A day after she won the 100-meter butterfly at the trials, Vollmer's T-shirts were sold out at the Speedo USA booth at CenturyLink. Every other Team Speedo swimmer, including Michael Phelps and Ryan Lochte, had shirts available for purchase.
Vollmer, 24, has picked up Twitter followers since then, too, and now has almost 8,000.
"I think it's an opportunity that is there for her in the fact that it's whatever she wants it to be," said her coach, Teri McKeever, who also is the women's coach for Team USA. "That's the great thing about where this sport is now. I don't think Dana is swimming to have people pay attention to who she is, but it is an opportunity.
"She's been a significant contributor to relays and last summer had some breakthroughs individually and, hopefully, she can continue to do that and really evaluate what she wants to do as she moves forward."
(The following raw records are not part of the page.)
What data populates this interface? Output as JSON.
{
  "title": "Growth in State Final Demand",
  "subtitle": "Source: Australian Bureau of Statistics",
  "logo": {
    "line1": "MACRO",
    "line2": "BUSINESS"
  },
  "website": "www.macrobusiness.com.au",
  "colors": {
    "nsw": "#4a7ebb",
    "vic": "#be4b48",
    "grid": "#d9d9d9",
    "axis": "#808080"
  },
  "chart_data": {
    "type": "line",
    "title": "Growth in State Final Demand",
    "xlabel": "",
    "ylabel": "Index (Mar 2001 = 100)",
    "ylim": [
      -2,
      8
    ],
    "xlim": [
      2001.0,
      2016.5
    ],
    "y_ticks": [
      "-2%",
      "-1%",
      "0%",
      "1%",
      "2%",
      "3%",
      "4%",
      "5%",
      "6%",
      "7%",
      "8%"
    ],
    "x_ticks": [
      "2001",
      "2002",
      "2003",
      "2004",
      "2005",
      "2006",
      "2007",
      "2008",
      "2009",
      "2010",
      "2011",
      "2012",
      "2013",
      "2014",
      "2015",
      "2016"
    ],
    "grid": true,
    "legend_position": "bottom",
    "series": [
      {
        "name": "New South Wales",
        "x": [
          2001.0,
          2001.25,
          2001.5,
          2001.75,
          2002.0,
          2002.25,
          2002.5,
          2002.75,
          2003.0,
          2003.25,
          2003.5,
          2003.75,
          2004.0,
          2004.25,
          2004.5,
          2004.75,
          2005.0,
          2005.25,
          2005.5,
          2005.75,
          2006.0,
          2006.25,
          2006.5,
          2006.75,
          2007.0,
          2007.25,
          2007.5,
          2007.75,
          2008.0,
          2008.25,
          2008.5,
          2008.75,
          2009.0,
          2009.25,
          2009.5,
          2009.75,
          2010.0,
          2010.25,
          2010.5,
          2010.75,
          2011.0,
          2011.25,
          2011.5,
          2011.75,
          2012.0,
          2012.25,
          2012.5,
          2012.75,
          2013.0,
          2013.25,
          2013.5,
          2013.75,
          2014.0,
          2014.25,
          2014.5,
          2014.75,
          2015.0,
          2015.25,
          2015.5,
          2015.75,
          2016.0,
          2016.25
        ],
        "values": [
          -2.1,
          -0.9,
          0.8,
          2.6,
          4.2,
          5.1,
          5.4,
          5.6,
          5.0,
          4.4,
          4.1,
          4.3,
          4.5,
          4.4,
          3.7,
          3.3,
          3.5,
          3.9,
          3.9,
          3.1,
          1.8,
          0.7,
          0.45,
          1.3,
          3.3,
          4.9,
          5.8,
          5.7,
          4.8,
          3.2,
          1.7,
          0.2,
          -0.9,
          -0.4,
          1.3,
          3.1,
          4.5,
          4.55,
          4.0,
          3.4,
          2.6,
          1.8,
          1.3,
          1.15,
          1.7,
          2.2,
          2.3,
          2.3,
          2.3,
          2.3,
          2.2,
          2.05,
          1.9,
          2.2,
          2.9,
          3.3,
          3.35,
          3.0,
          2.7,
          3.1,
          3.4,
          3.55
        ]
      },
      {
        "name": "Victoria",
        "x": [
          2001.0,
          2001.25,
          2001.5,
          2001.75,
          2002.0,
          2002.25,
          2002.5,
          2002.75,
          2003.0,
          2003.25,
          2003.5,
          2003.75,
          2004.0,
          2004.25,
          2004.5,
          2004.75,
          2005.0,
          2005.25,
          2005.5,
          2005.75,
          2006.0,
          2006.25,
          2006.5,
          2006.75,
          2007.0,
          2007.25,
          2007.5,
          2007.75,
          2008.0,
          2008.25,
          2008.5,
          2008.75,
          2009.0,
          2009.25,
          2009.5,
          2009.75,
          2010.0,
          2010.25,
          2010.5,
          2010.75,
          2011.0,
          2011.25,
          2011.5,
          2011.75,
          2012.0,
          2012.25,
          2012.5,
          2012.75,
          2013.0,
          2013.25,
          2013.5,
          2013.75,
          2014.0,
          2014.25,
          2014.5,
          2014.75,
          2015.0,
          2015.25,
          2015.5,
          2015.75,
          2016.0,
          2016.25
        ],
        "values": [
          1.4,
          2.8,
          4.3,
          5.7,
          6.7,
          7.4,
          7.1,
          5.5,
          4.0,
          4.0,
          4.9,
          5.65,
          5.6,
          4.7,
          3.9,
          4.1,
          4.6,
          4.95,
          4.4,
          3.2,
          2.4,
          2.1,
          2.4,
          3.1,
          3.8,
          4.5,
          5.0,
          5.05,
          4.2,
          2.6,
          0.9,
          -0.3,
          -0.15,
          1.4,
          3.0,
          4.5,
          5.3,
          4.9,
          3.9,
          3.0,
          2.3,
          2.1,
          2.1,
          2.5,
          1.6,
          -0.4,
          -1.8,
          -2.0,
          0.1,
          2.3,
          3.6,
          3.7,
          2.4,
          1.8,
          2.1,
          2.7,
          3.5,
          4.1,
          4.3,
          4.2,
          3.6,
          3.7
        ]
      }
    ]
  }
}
Vollmer has the Olympic rings tattooed in the small of her back with "2004" inside the upper left ring. She was only a 16-year-old high school student when she won a gold medal in the 800 free relay in 2004 in Athens.
She had planned to fill in the rings with the other years she qualified for the Olympics -- 2008, 2012, 2016 and 2020 -- but she failed to make it to Beijing four years ago. Now, she is in no hurry to fill in the blanks. Her future is now.
"Depending on what happens -- looking to 2016 -- I think I might wait until the actual end of my swimming career, and then hopefully fill in the dates," Vollmer said. "We'll see. Who knows?"
Vollmer is the Olympic favorite in the 100 fly, having won the world championship in the event last year and with the fastest time in the world this year. She has not lost a final in her specialty in more than a year.
Vollmer also is expected to swim the 800 free relay and the medley relay.
She has a chance to become one of America's golden girls.
"To know what I've done in the past four years and the growth I've had as a young lady, getting married, and just so many things in my life that have changed, bringing me where I am now," Vollmer said. "It's neat to reflect on where I've come."